STI = TheTarget.createMCSubtargetInfo(getTargetTriple().str(), getTargetCPU(),
                                      getTargetFeatureString());

One way out of this is to add a separate command-line option to control this. Is there a better way to do it?

tra updated this revision to Diff 144412.Apr 27 2018, 3:39 PM

Moved control of the feature from subtarget feature to --nvptx-short-ptr command-line option.

tra added a comment.Apr 27 2018, 3:42 PM

@arsenm Will this do?

Would it be possible to get rid of the flag entirely and make this controlled only by the data layout? That's defined on the module level.

Would it be possible to get rid of the flag entirely and make this controlled only by the data layout? That's defined on the module level.

Yes, ultimately the switch is just changing the datalayout. If this is just a short term thing for migration I think a global flag is fine. If you want to be able to swap these properly long term, this is a different arch name / TargetMachine.

tra added a comment.May 3 2018, 1:47 PM

Would it be possible to get rid of the flag entirely and make this controlled only by the data layout? That's defined on the module level.

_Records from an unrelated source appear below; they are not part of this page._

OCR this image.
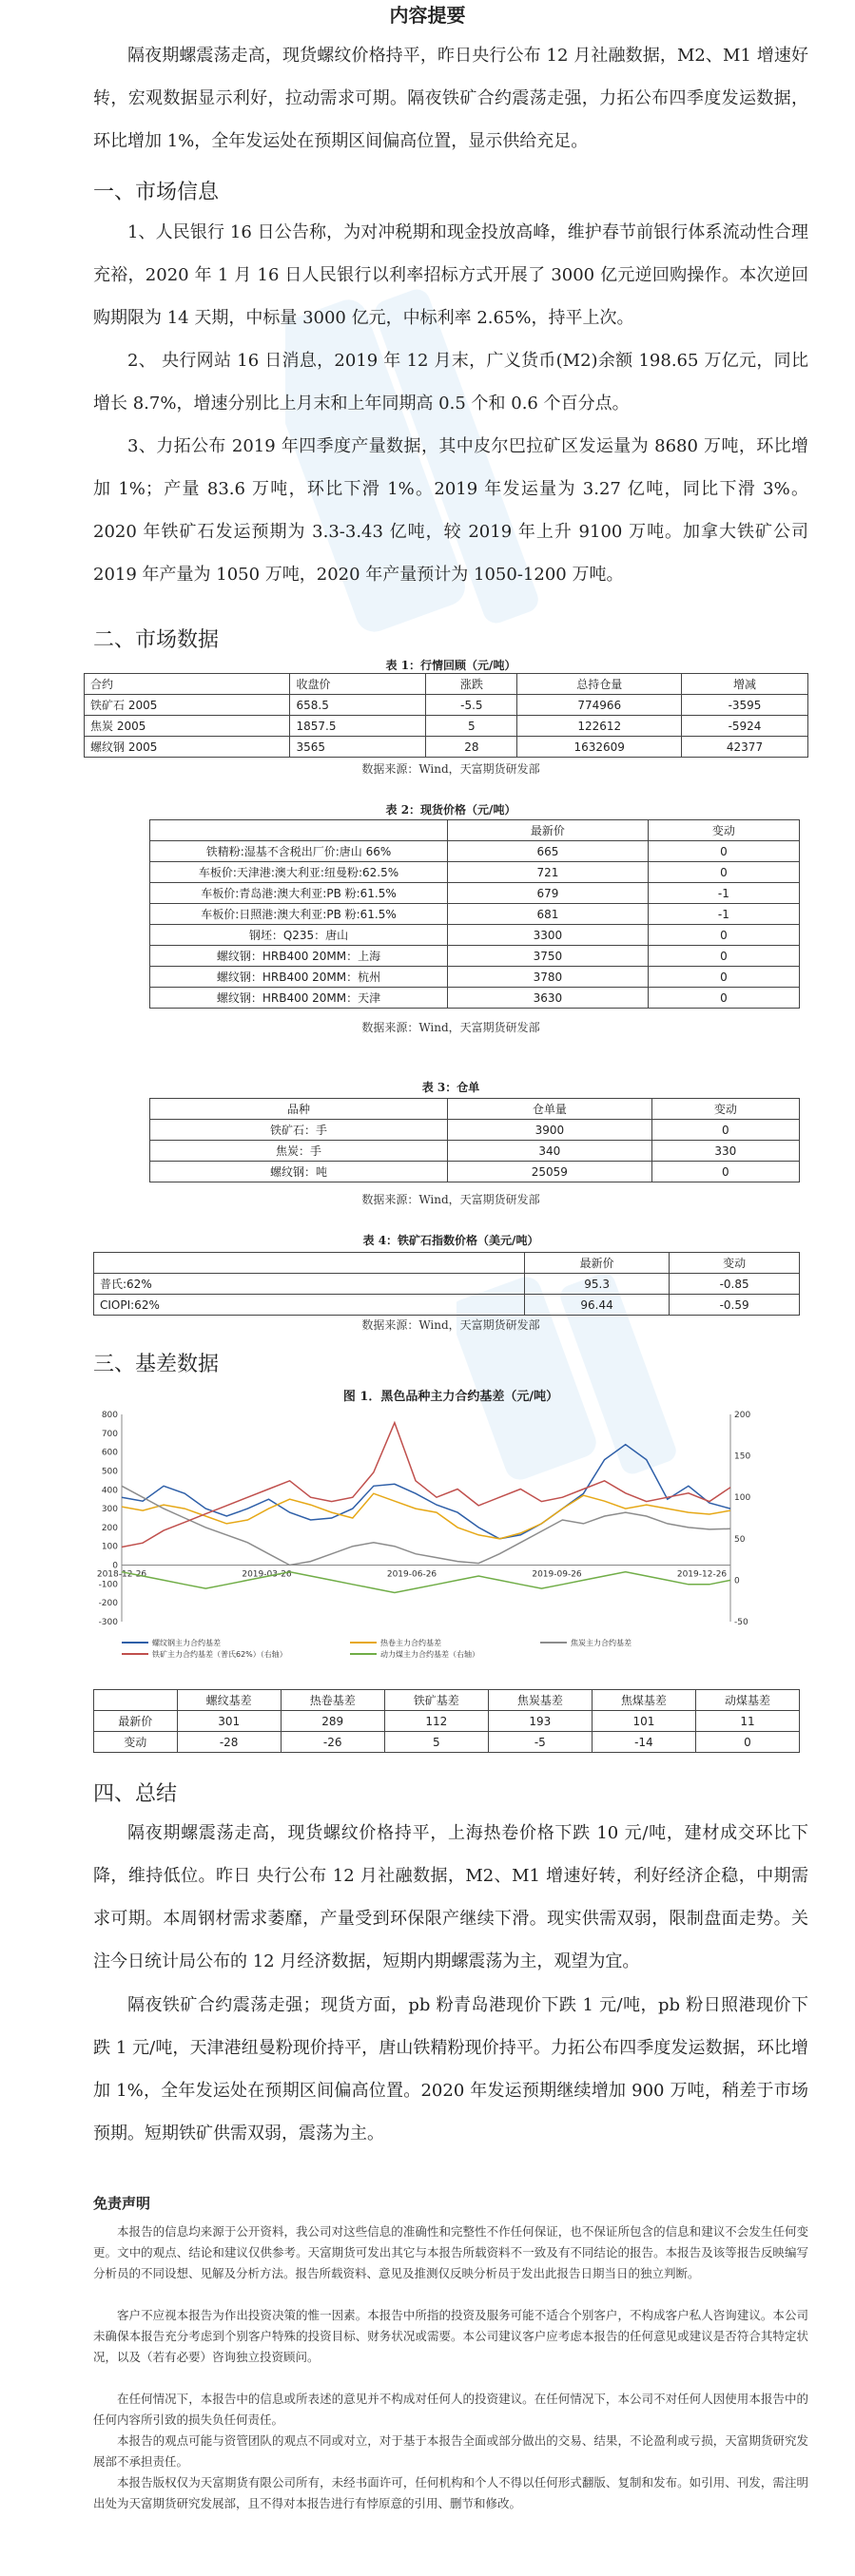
内容提要
隔夜期螺震荡走高，现货螺纹价格持平，昨日央行公布 12 月社融数据，M2、M1 增速好转，宏观数据显示利好，拉动需求可期。隔夜铁矿合约震荡走强，力拓公布四季度发运数据，环比增加 1%，全年发运处在预期区间偏高位置，显示供给充足。
一、市场信息
1、人民银行 16 日公告称，为对冲税期和现金投放高峰，维护春节前银行体系流动性合理充裕，2020 年 1 月 16 日人民银行以利率招标方式开展了 3000 亿元逆回购操作。本次逆回购期限为 14 天期，中标量 3000 亿元，中标利率 2.65%，持平上次。
2、 央行网站 16 日消息，2019 年 12 月末，广义货币(M2)余额 198.65 万亿元，同比增长 8.7%，增速分别比上月末和上年同期高 0.5 个和 0.6 个百分点。
3、力拓公布 2019 年四季度产量数据，其中皮尔巴拉矿区发运量为 8680 万吨，环比增加 1%；产量 83.6 万吨，环比下滑 1%。2019 年发运量为 3.27 亿吨，同比下滑 3%。2020 年铁矿石发运预期为 3.3-3.43 亿吨，较 2019 年上升 9100 万吨。加拿大铁矿公司 2019 年产量为 1050 万吨，2020 年产量预计为 1050-1200 万吨。
二、市场数据
表 1：行情回顾（元/吨）
合约	收盘价	涨跌	总持仓量	增减
铁矿石 2005	658.5	-5.5	774966	-3595
焦炭 2005	1857.5	5	122612	-5924
螺纹钢 2005	3565	28	1632609	42377
数据来源：Wind，天富期货研发部
表 2：现货价格（元/吨）
	最新价	变动
铁精粉:湿基不含税出厂价:唐山 66%	665	0
车板价:天津港:澳大利亚:纽曼粉:62.5%	721	0
车板价:青岛港:澳大利亚:PB 粉:61.5%	679	-1
车板价:日照港:澳大利亚:PB 粉:61.5%	681	-1
钢坯：Q235：唐山	3300	0
螺纹钢：HRB400 20MM：上海	3750	0
螺纹钢：HRB400 20MM：杭州	3780	0
螺纹钢：HRB400 20MM：天津	3630	0
数据来源：Wind，天富期货研发部
表 3：仓单
品种	仓单量	变动
铁矿石：手	3900	0
焦炭：手	340	330
螺纹钢：吨	25059	0
数据来源：Wind，天富期货研发部
表 4：铁矿石指数价格（美元/吨）
	最新价	变动
普氏:62%	95.3	-0.85
CIOPI:62%	96.44	-0.59
数据来源：Wind，天富期货研发部
三、基差数据
图 1．黑色品种主力合约基差（元/吨）
800
700
600
500
400
300
200
100
0
-100
-200
-300
200
150
100
50
0
-50
2018-12-26	2019-03-26	2019-06-26	2019-09-26	2019-12-26
螺纹钢主力合约基差	热卷主力合约基差	焦炭主力合约基差
铁矿主力合约基差（普氏62%）（右轴）	动力煤主力合约基差（右轴）
	螺纹基差	热卷基差	铁矿基差	焦炭基差	焦煤基差	动煤基差
最新价	301	289	112	193	101	11
变动	-28	-26	5	-5	-14	0
四、总结
隔夜期螺震荡走高，现货螺纹价格持平，上海热卷价格下跌 10 元/吨，建材成交环比下降，维持低位。昨日 央行公布 12 月社融数据，M2、M1 增速好转，利好经济企稳，中期需求可期。本周钢材需求萎靡，产量受到环保限产继续下滑。现实供需双弱，限制盘面走势。关注今日统计局公布的 12 月经济数据，短期内期螺震荡为主，观望为宜。
隔夜铁矿合约震荡走强；现货方面，pb 粉青岛港现价下跌 1 元/吨，pb 粉日照港现价下跌 1 元/吨，天津港纽曼粉现价持平，唐山铁精粉现价持平。力拓公布四季度发运数据，环比增加 1%，全年发运处在预期区间偏高位置。2020 年发运预期继续增加 900 万吨，稍差于市场预期。短期铁矿供需双弱，震荡为主。
免责声明
本报告的信息均来源于公开资料，我公司对这些信息的准确性和完整性不作任何保证，也不保证所包含的信息和建议不会发生任何变更。文中的观点、结论和建议仅供参考。天富期货可发出其它与本报告所载资料不一致及有不同结论的报告。本报告及该等报告反映编写分析员的不同设想、见解及分析方法。报告所载资料、意见及推测仅反映分析员于发出此报告日期当日的独立判断。
客户不应视本报告为作出投资决策的惟一因素。本报告中所指的投资及服务可能不适合个别客户，不构成客户私人咨询建议。本公司未确保本报告充分考虑到个别客户特殊的投资目标、财务状况或需要。本公司建议客户应考虑本报告的任何意见或建议是否符合其特定状况，以及（若有必要）咨询独立投资顾问。
在任何情况下，本报告中的信息或所表述的意见并不构成对任何人的投资建议。在任何情况下，本公司不对任何人因使用本报告中的任何内容所引致的损失负任何责任。
本报告的观点可能与资管团队的观点不同或对立，对于基于本报告全面或部分做出的交易、结果，不论盈利或亏损，天富期货研究发展部不承担责任。
本报告版权仅为天富期货有限公司所有，未经书面许可，任何机构和个人不得以任何形式翻版、复制和发布。如引用、刊发，需注明出处为天富期货研究发展部，且不得对本报告进行有悖原意的引用、删节和修改。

Yes, ultimately the switch is just changing the datalayout. If this is just a short term thing for migration I think a global flag is fine. If you want to be able to swap these properly long term, this is a different arch name / TargetMachine.

I'm still not quite sure how clang's setting of data layout in the module plays with LLVM's. When they are out of sync, LLVM throws an error which suggests that we currently can't just have arbitrary datalayout specified by the module, it must also match LLVM's idea of the data layout used by particular back-end. At least, that's my understanding how things currently work. I might be wrong.

In any case, I do want the short pointers to eventually become the default. However, it's a somewhat risky change, so I need an escape hatch to be able to test the changes without breaking everyone. I know of at least one issue in the split-GEP pass (will send a patch soon). There are likely more.

arsenm added a comment.May 3 2018, 1:59 PM
In D46147#1087005, @tra wrote:

Would it be possible to get rid of the flag entirely and make this controlled only by the data layout? That's defined on the module level.

Yes, ultimately the switch is just changing the datalayout. If this is just a short term thing for migration I think a global flag is fine. If you want to be able to swap these properly long term, this is a different arch name / TargetMachine.

I'm still not quite sure how clang's setting of data layout in the module plays with LLVM's. When they are out of sync, LLVM throws an error which suggests that we currently can't just have arbitrary datalayout specified by the module, it must also match LLVM's idea of the data layout used by particular back-end. At least, that's my understanding how things currently work. I might be wrong.

In any case, I do want the short pointers to eventually become the default. However, it's a somewhat risky change, so I need an escape hatch to be able to test the changes without breaking everyone. I know of at least one issue in the split-GEP pass (will send a patch soon). There are likely more.

You need to repeat the datalayout in clang as the target expects

This revision was automatically updated to reflect the committed changes.